The first small reserves had been created in 1901, the bigger Mountain Reserve in 1917. A first government grant of £5 was received in 1920. The next grant of £100 from unemployment relief funds did not come until 1933! It would be 1965 before there was enough money to employ the first ranger.
With the only income coming from the lease for grazing of a small portion of land, there was little that the trustees could do beyond some blackberry control and endeavouring to keep paths clear.
This created real governance problems as trustees lost heart, retired or died. Between 1940 and 1949 it appears that the Trust did not meet at all. Then came another of those energising events.
There had been problems with illegal logging and shooting for some time.
In 1949, the Thora sawmill lodged an application to log the park. As local member, Roy Vincent was able to block the application and get the Trust restructured, but in the absence of funding, the Trustees struggled.
In 1954, responsibility for the management of the park was transferred to the Dorigo Shire Council, passing to the Bellingen Shire Council in 1957 following the forced merger of the Dorrigo and Bellingen Shires. A management committee was formed to oversight the park in the place of the Trustees.

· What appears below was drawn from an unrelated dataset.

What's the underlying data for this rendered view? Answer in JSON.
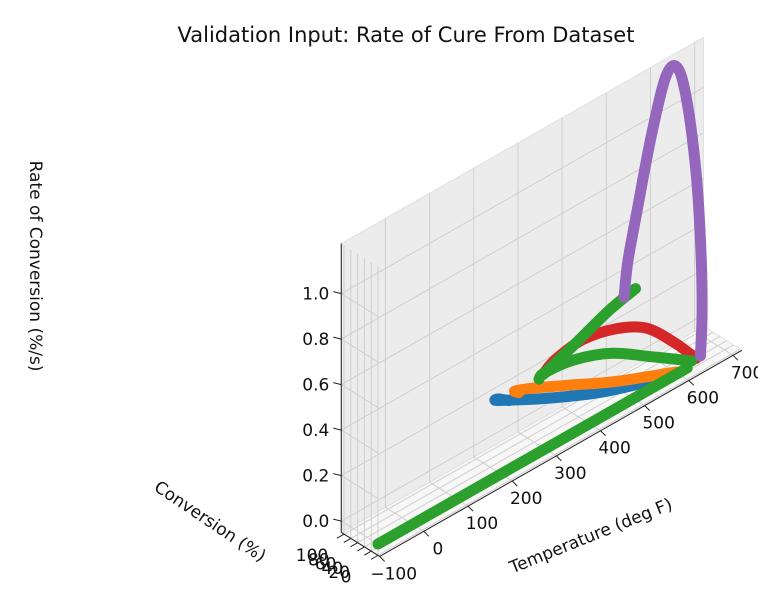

The merger of the two shires created bitter resentment on the Dorrigo Plateau Locals believed that they had little in common with the coast and that the merger would submerge their interests to their cost. This resentment turned into direct action when the Bellingen Shire Council recommended that logging be allowed in the park.
Local solicitor Ray Spinaze led the Dorrigo response.

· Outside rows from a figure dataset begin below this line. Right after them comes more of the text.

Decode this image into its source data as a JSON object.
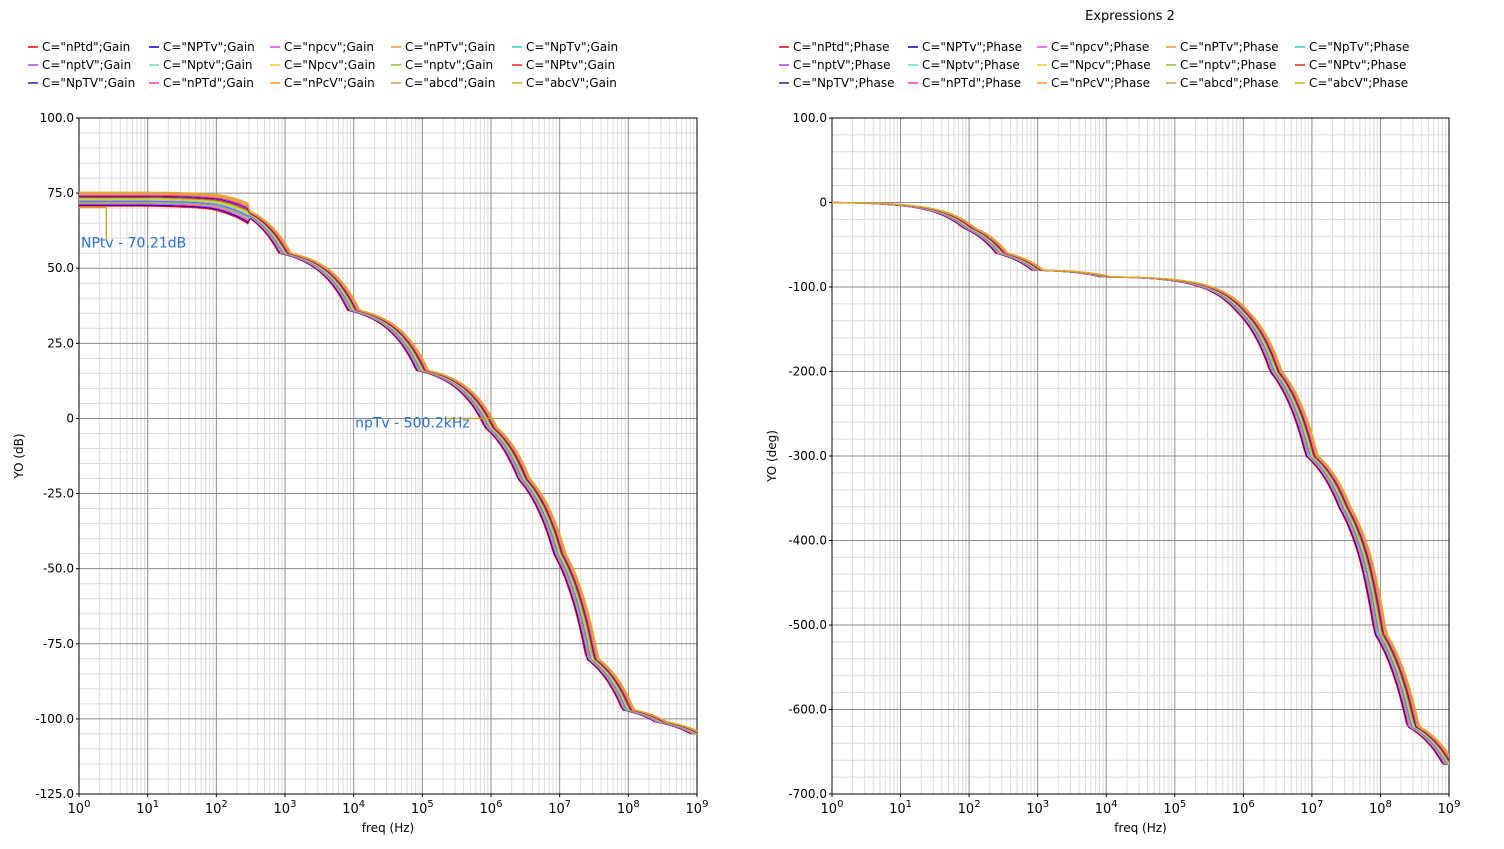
{
  "chart_data": [
    {
      "type": "line",
      "title": "",
      "xlabel": "freq (Hz)",
      "ylabel": "YO (dB)",
      "xscale": "log",
      "xlim": [
        1,
        1000000000
      ],
      "ylim": [
        -125,
        100
      ],
      "yticks": [
        "100.0",
        "75.0",
        "50.0",
        "25.0",
        "0",
        "-25.0",
        "-50.0",
        "-75.0",
        "-100.0",
        "-125.0"
      ],
      "xticks": [
        "10^0",
        "10^1",
        "10^2",
        "10^3",
        "10^4",
        "10^5",
        "10^6",
        "10^7",
        "10^8",
        "10^9"
      ],
      "grid": true,
      "legend_position": "top",
      "legend": [
        {
          "label": "C=\"nPtd\";Gain",
          "color": "#ff0000"
        },
        {
          "label": "C=\"NPTv\";Gain",
          "color": "#0000cc"
        },
        {
          "label": "C=\"npcv\";Gain",
          "color": "#ee44ee"
        },
        {
          "label": "C=\"nPTv\";Gain",
          "color": "#ee9933"
        },
        {
          "label": "C=\"NpTv\";Gain",
          "color": "#33cccc"
        },
        {
          "label": "C=\"nptV\";Gain",
          "color": "#aa44dd"
        },
        {
          "label": "C=\"Nptv\";Gain",
          "color": "#66ddbb"
        },
        {
          "label": "C=\"Npcv\";Gain",
          "color": "#eecc22"
        },
        {
          "label": "C=\"nptv\";Gain",
          "color": "#99bb33"
        },
        {
          "label": "C=\"NPtv\";Gain",
          "color": "#ee2222"
        },
        {
          "label": "C=\"NpTV\";Gain",
          "color": "#2222aa"
        },
        {
          "label": "C=\"nPTd\";Gain",
          "color": "#ff33cc"
        },
        {
          "label": "C=\"nPcV\";Gain",
          "color": "#ff9922"
        },
        {
          "label": "C=\"abcd\";Gain",
          "color": "#dd9955"
        },
        {
          "label": "C=\"abcV\";Gain",
          "color": "#ddaa22"
        }
      ],
      "series_template": {
        "freq_hz": [
          1,
          10,
          100,
          200,
          1000,
          10000,
          100000,
          1000000,
          3000000,
          10000000,
          30000000,
          100000000,
          300000000,
          1000000000
        ],
        "values_db": [
          73,
          73,
          72,
          70,
          55,
          36,
          16,
          -3,
          -20,
          -45,
          -80,
          -97,
          -101,
          -105
        ]
      },
      "annotations": [
        {
          "text": "NPtv - 70.21dB",
          "x": 2.5,
          "y": 70.21
        },
        {
          "text": "npTv - 500.2kHz",
          "x": 500200,
          "y": 0
        }
      ]
    },
    {
      "type": "line",
      "title": "Expressions 2",
      "xlabel": "freq (Hz)",
      "ylabel": "YO (deg)",
      "xscale": "log",
      "xlim": [
        1,
        1000000000
      ],
      "ylim": [
        -700,
        100
      ],
      "yticks": [
        "100.0",
        "0",
        "-100.0",
        "-200.0",
        "-300.0",
        "-400.0",
        "-500.0",
        "-600.0",
        "-700.0"
      ],
      "xticks": [
        "10^0",
        "10^1",
        "10^2",
        "10^3",
        "10^4",
        "10^5",
        "10^6",
        "10^7",
        "10^8",
        "10^9"
      ],
      "grid": true,
      "legend_position": "top",
      "legend": [
        {
          "label": "C=\"nPtd\";Phase",
          "color": "#ff0000"
        },
        {
          "label": "C=\"NPTv\";Phase",
          "color": "#0000cc"
        },
        {
          "label": "C=\"npcv\";Phase",
          "color": "#ee44ee"
        },
        {
          "label": "C=\"nPTv\";Phase",
          "color": "#ee9933"
        },
        {
          "label": "C=\"NpTv\";Phase",
          "color": "#33cccc"
        },
        {
          "label": "C=\"nptV\";Phase",
          "color": "#aa44dd"
        },
        {
          "label": "C=\"Nptv\";Phase",
          "color": "#66ddbb"
        },
        {
          "label": "C=\"Npcv\";Phase",
          "color": "#eecc22"
        },
        {
          "label": "C=\"nptv\";Phase",
          "color": "#99bb33"
        },
        {
          "label": "C=\"NPtv\";Phase",
          "color": "#ee2222"
        },
        {
          "label": "C=\"NpTV\";Phase",
          "color": "#2222aa"
        },
        {
          "label": "C=\"nPTd\";Phase",
          "color": "#ff33cc"
        },
        {
          "label": "C=\"nPcV\";Phase",
          "color": "#ff9922"
        },
        {
          "label": "C=\"abcd\";Phase",
          "color": "#dd9955"
        },
        {
          "label": "C=\"abcV\";Phase",
          "color": "#ddaa22"
        }
      ],
      "series_template": {
        "freq_hz": [
          1,
          10,
          50,
          100,
          300,
          1000,
          10000,
          100000,
          1000000,
          3000000,
          10000000,
          30000000,
          60000000,
          100000000,
          300000000,
          1000000000
        ],
        "values_deg": [
          0,
          -3,
          -15,
          -30,
          -60,
          -80,
          -88,
          -92,
          -130,
          -200,
          -300,
          -360,
          -420,
          -510,
          -620,
          -665
        ]
      }
    }
  ]
}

Born in 1914, Spinaze was a descendent of the Veneto (Italian) families who had been attracted to the South Pacific by the ill-fated dreams of the Marquis de Rays. When that failed, the survivors established New Italy between Byron Bay and Grafton, now a significant tourist destination.

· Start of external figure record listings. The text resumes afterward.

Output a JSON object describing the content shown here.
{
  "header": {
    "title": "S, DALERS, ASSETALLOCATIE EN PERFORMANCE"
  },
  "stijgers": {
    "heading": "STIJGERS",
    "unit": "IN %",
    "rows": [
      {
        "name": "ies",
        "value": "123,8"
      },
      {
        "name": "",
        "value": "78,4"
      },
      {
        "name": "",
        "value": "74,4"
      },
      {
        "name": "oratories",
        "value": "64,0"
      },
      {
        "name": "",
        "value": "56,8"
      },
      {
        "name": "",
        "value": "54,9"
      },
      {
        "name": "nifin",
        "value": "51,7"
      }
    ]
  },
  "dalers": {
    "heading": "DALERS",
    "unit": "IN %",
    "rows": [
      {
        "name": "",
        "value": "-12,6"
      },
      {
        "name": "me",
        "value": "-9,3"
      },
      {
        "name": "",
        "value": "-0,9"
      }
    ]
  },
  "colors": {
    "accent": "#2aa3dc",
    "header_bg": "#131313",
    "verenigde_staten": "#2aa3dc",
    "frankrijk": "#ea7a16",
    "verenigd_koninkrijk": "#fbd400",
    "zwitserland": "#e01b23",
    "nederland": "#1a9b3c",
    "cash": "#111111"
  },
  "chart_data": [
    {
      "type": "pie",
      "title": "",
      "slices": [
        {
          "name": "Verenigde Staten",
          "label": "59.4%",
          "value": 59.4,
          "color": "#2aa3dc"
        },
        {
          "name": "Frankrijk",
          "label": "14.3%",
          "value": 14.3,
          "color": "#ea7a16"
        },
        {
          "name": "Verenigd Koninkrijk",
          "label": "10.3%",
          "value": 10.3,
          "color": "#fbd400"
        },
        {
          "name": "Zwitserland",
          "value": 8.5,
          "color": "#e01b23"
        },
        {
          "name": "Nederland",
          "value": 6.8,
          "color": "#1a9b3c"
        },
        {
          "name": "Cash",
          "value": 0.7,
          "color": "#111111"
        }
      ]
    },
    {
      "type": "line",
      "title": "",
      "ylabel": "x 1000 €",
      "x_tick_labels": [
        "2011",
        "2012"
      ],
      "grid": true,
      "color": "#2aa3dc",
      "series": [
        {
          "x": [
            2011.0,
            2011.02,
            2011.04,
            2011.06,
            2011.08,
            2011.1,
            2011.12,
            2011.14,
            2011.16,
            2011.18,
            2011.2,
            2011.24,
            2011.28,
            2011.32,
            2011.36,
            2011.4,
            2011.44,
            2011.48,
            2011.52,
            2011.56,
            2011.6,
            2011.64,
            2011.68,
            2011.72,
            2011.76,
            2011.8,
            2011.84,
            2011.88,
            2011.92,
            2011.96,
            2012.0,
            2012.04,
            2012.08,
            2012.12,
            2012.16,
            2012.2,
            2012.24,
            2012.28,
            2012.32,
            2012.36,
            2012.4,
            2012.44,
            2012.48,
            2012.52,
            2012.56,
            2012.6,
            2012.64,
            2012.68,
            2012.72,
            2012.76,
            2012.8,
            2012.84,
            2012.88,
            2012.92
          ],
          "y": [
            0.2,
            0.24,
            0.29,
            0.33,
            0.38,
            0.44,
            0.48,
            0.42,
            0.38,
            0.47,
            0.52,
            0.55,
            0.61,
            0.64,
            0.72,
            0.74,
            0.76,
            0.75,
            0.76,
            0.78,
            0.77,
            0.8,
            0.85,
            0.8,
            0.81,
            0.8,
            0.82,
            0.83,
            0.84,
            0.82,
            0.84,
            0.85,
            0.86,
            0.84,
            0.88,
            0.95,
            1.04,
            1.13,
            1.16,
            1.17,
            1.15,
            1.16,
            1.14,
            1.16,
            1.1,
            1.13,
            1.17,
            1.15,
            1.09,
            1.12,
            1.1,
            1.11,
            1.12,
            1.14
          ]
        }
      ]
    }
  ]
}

Spinaze had been dux of Lismore High School and then trained as a solicitor. On the boat to Sydney for exams, much coastal travel was still done by steamer, he met Georgina Cochrane. The couple married in 1941 and then settled in Dorrigo where Spinaze had bought a practice.
Spinaze's campaign blocked any attempt to log the Park. Because of the tensions between the park management committee and council, responsibility for the park's management was taken away from the Bellingen Shire Council and given back a newly reconstituted Trust.
The Park as we know it today had been born.